Bloomberg
Preliminary figures compiled by Venezuela’s central bank indicate that the crisis-wracked nation’s economy contracted 16.6 percent in 2017, according to two people with direct knowledge of the estimates.
For the first time since 2016, the bank is preparing a raft of macroeconomic indicators for International Monetary Fund (IMF) to avoid sanctions including a possible expulsion from lender. Bank technicians began working extended shifts and weekends earlier this month to deliver new growth and inflation data and meet a strict November 30 deadline
issued by the IMF officials.
The preliminary data points to the fourth straight year of contraction for the oil-rich nation that’s been slammed by gross mismanagement, a breakdown of public services and wide-scale hunger. Economists have been left to guess on the exact depth of the crash, as the government maintains a near blackout on official statistics including homicides and inflation.
Indicators such as inflation were being handled directly by the bank’s directors, the people said.
According to Bloomberg’s Cafe Con Leche Index, Venezuela’s annual inflation rate is now at 187,400 percent.
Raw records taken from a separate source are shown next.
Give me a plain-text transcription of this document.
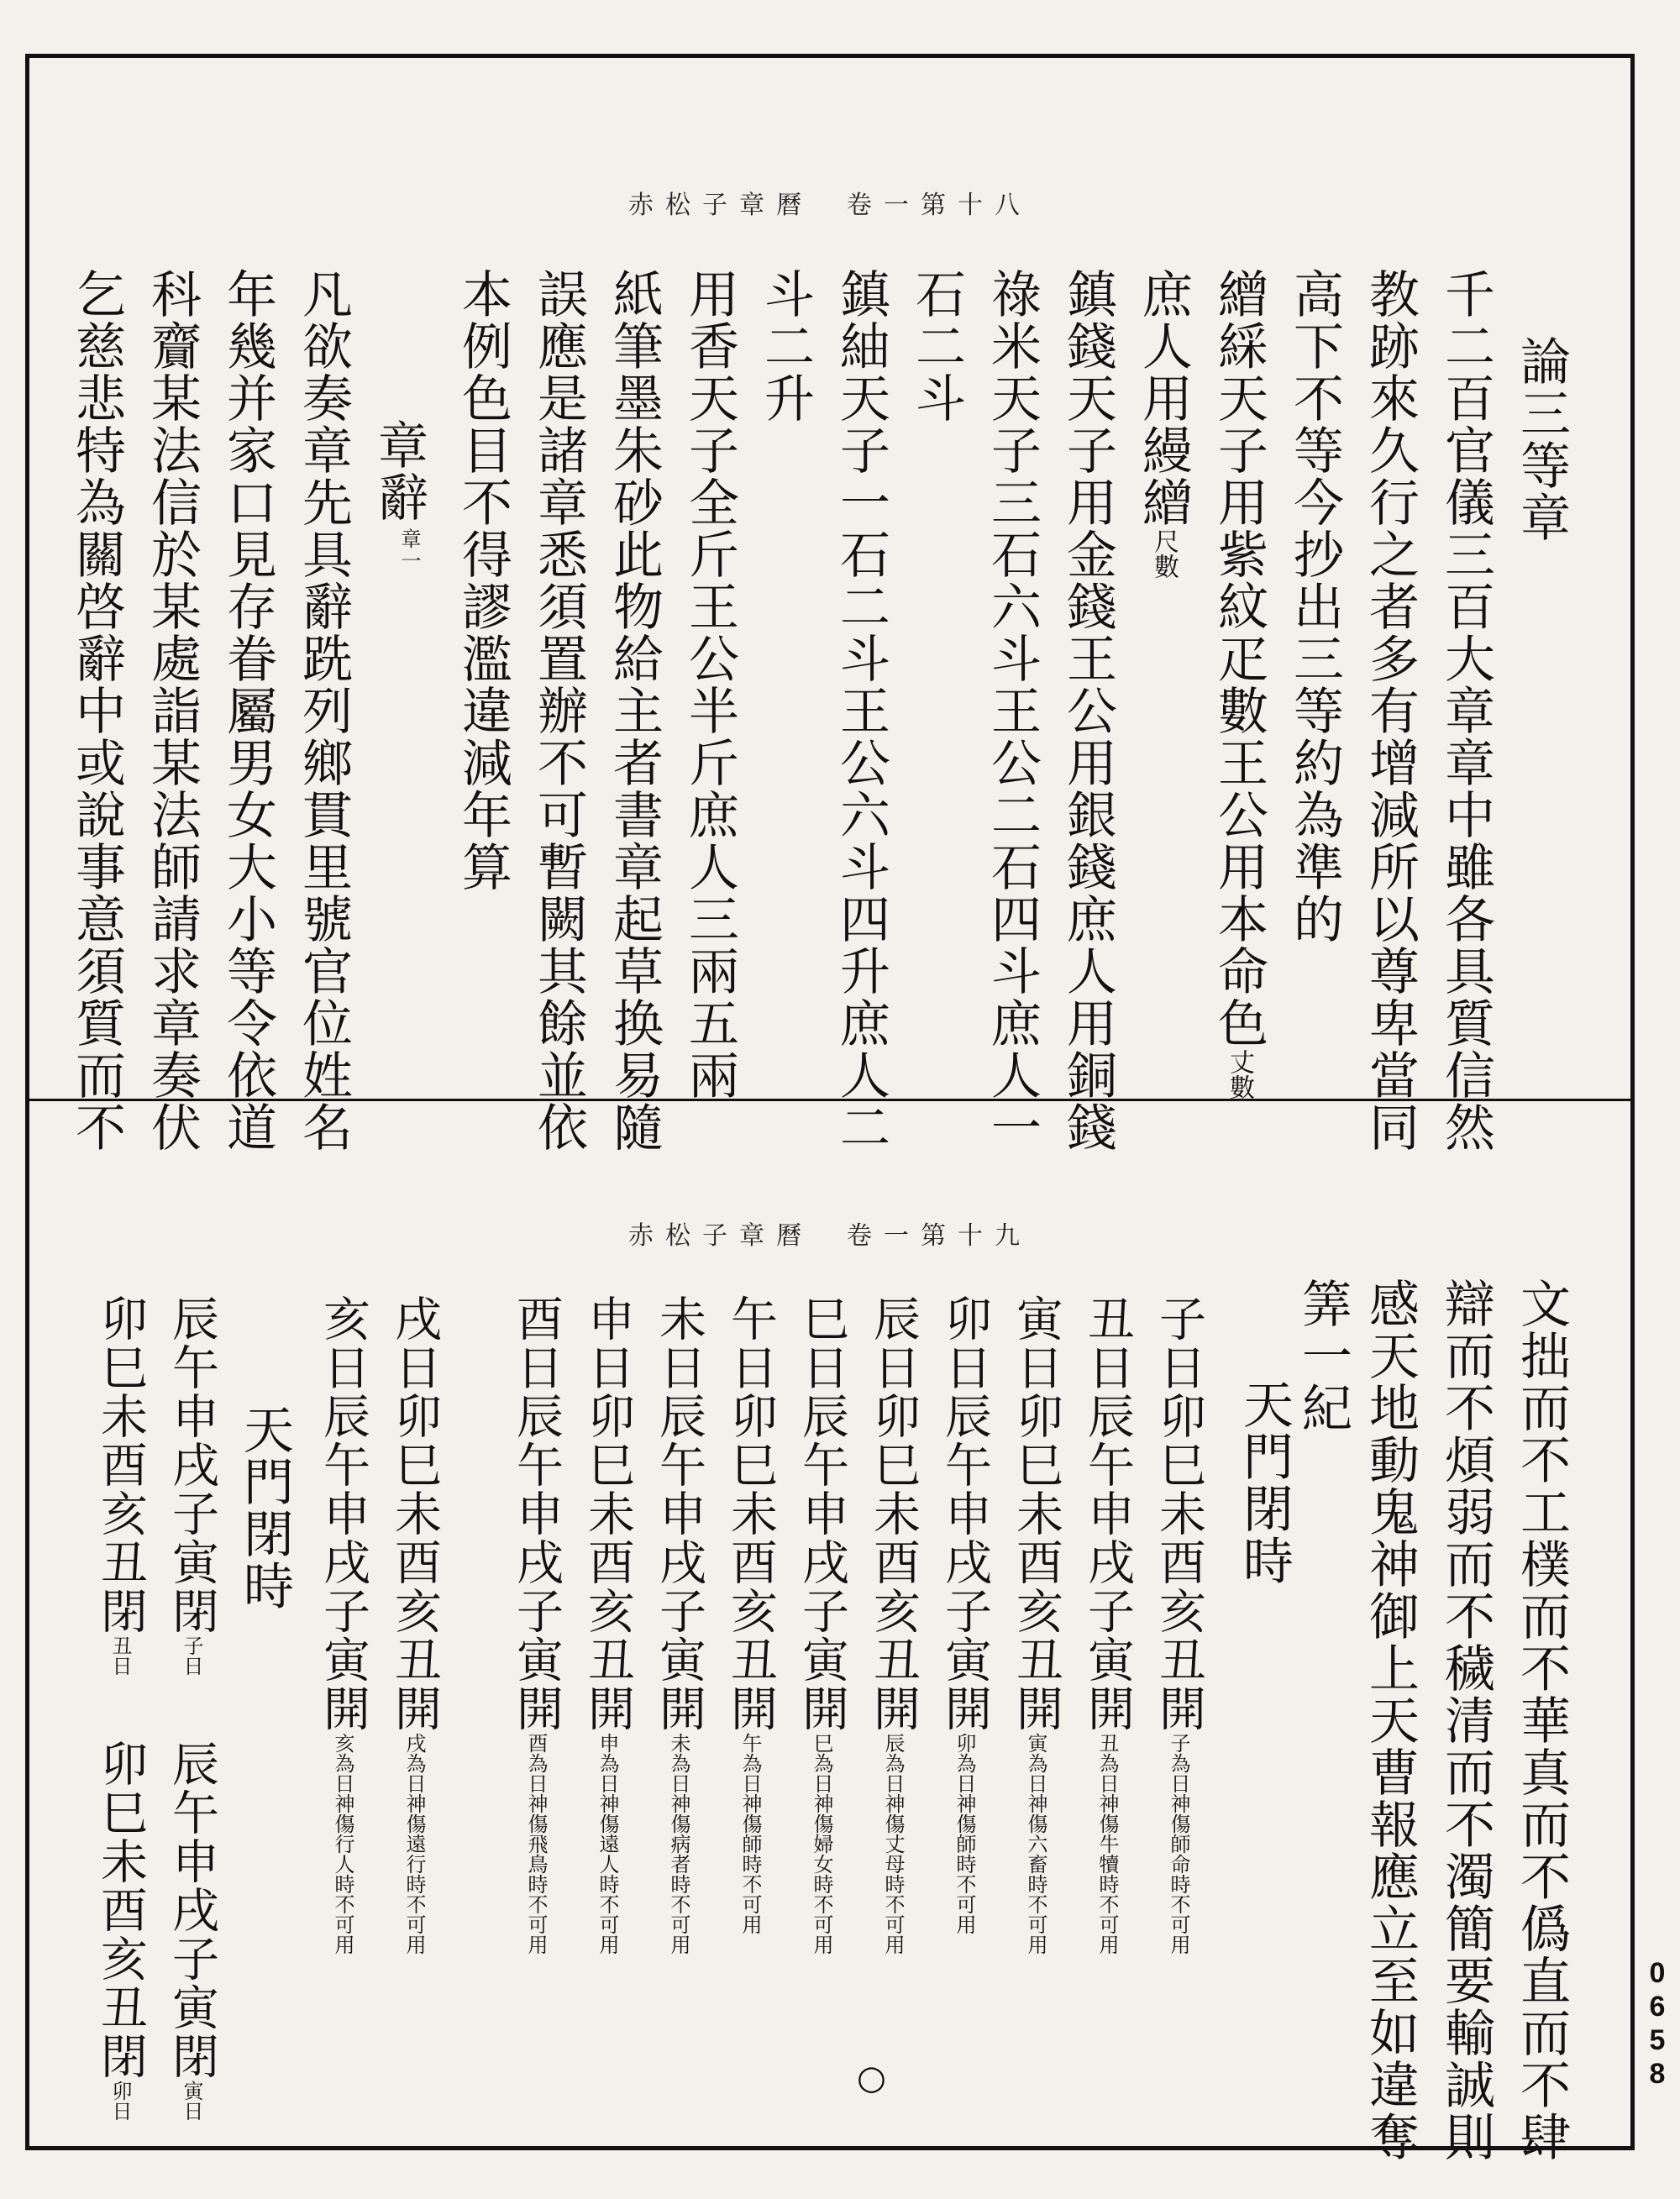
赤松子章曆 卷一第十八
論三等章
千二百官儀三百大章章中雖各具質信然
教跡來久行之者多有增減所以尊卑當同
高下不等今抄出三等約為準的
繒綵天子用紫紋疋數王公用本命色丈數
庶人用縵繒尺數
鎮錢天子用金錢王公用銀錢庶人用銅錢
祿米天子三石六斗王公二石四斗庶人一
石二斗
鎮紬天子一石二斗王公六斗四升庶人二
斗二升
用香天子全斤王公半斤庶人三兩五兩
紙筆墨朱砂此物給主者書章起草换易隨
誤應是諸章悉須置辦不可暫闕其餘並依
本例色目不得謬濫違減年算
章一
章辭
凡欲奏章先具辭跣列鄉貫里號官位姓名
年幾并家口見存眷屬男女大小等令依道
科齎某法信於某處詣某法師請求章奏伏
乞慈悲特為關啓辭中或說事意須質而不
赤松子章曆 卷一第十九
文拙而不工樸而不華真而不僞直而不肆
辯而不煩弱而不穢清而不濁簡要輸誠則
感天地動鬼神御上天曹報應立至如違奪
筭一紀
天門閉時
子日卯巳未酉亥丑開子為日神傷師命時不可用
丑日辰午申戌子寅開丑為日神傷牛犢時不可用
寅日卯巳未酉亥丑開寅為日神傷六畜時不可用
卯日辰午申戌子寅開卯為日神傷師時不可用
辰日卯巳未酉亥丑開辰為日神傷丈母時不可用
巳日辰午申戌子寅開巳為日神傷婦女時不可用
午日卯巳未酉亥丑開午為日神傷師時不可用
未日辰午申戌子寅開未為日神傷病者時不可用
申日卯巳未酉亥丑開申為日神傷遠人時不可用
酉日辰午申戌子寅開酉為日神傷飛鳥時不可用
戌日卯巳未酉亥丑開戌為日神傷遠行時不可用
亥日辰午申戌子寅開亥為日神傷行人時不可用
天門閉時
辰午申戌子寅閉子日
卯巳未酉亥丑閉丑日
辰午申戌子寅閉寅日
卯巳未酉亥丑閉卯日
○	0658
Gross domestic product will shrink 18 percent in 2018, representing a third consecutive year of double-digit decline, according to estimates from the IMF’s World Economic Outlook report.
In May, the IMF’s executive board issued a declaration of censure against Venezuela for its failure to provide information. “Data provision was an essential first step to understanding Venezuela’s economic crisis and identifying possible solution,†the board said in a statement at the time.
Analysts say the expulsion from IMF would cause Venezuela to lose access to what little remaining funds it has associated with the lender and could also trigger a cross-default on some sovereign bonds.